LIVE

Linda Scheller and Gary Thomas

Saturday September 10 at 4:00 PM

The Library of Musiclandria

1219 S Street

Sacramento, CA

Linda Scheller is the author of two books of poetry, Fierce Light (FutureCycle Press, 2017) and Wind and Children (Main Street Rag, 2022) as well as a chapbook, Halcyon. Her poetry, plays, and book reviews are published in more than 80 international journals and anthologies including Colorado Review, Poem, On the Seawall, Notre Dame Review, Terrain, Poetry East, Wisconsin Review, Plays, and Hawai’i Pacific Review. Recent honors include prizes in the Catherine Cushman Leach Poetry Competition and the California Federation of Chapparal Poets Contest, finalist for the Barrow Street Book Award and the Word Works Washington Prize, Editor’s Choice Award from Arkana, and nominations for the Best of the Net and Pushcart Prize. Her website is lindascheller.com.


The Examination

Heads bent over papers,
my students sit hunched and silent
like a cloud of butterflies
forced to earth. Their music
is stilled, faces pulled down
in unnatural gravity as if
the premonition of age
had visited them,
coating their wings.


Gary Thomas taught eighth grade language arts for thirty-one years and junior college English for seven —— sharing and discussing at least one poem every day with his students. He has presented poetry workshops for statewide organizations, festivals, and conferences. He has had poems published in In the Grove and The Comstock Review, among others, and in the anthology More Than Soil, More Than Sky: The Modesto Poets. He is currently vice president of the Modesto-Stanislaus Poetry Center, a member of the Curriculum Study Commission and of the local writing group known as The Licensed Fools. A full-length collection, All the Connecting Lights, was released in August 2022 from Finishing Line Press.

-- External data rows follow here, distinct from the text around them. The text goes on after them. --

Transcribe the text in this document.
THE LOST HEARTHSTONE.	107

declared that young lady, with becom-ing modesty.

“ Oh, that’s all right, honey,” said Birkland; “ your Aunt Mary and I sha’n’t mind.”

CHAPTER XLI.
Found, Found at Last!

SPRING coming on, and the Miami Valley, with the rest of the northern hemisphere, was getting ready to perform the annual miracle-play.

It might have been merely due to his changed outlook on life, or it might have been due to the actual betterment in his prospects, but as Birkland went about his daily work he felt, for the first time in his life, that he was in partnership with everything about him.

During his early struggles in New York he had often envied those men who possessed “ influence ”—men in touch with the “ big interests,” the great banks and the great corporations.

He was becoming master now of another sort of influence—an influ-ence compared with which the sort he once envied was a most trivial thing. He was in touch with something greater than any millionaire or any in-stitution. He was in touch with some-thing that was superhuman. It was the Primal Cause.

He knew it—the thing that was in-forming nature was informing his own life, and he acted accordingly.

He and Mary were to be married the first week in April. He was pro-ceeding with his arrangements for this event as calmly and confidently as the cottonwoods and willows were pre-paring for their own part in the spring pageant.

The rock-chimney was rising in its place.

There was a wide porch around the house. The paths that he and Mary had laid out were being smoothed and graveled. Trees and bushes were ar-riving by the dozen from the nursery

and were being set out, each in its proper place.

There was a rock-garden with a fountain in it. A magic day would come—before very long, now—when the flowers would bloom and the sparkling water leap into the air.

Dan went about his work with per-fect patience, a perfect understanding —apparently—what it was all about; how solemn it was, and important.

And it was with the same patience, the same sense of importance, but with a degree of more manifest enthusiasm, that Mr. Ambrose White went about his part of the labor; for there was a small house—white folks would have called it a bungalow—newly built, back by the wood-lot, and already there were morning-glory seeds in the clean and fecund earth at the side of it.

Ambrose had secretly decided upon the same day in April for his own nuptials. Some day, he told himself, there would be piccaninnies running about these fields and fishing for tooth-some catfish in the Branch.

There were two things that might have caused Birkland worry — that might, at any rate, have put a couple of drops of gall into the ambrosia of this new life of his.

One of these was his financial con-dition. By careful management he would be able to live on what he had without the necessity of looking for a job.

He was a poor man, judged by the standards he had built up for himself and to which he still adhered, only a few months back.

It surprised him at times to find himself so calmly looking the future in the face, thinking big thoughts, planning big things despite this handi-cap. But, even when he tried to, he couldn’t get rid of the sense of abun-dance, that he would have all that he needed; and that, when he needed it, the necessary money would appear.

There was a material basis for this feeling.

All the Thinking Is About (after Robert Hass’ “Meditations at Lagunitas”)

All the old thinking is about the night
you figured you would not outlive,
that shame you would never put right,
the damage beyond any dawn’s darning.

All the next thinking is about amends
you feared to make to those who might
not forgive, might stare into you and see
who you were, but you know you must try.

All the thinking in this instant is about
what is needed: barely more than breath,
not quite clever enough yet to form full
sentences, but willing, and without regret.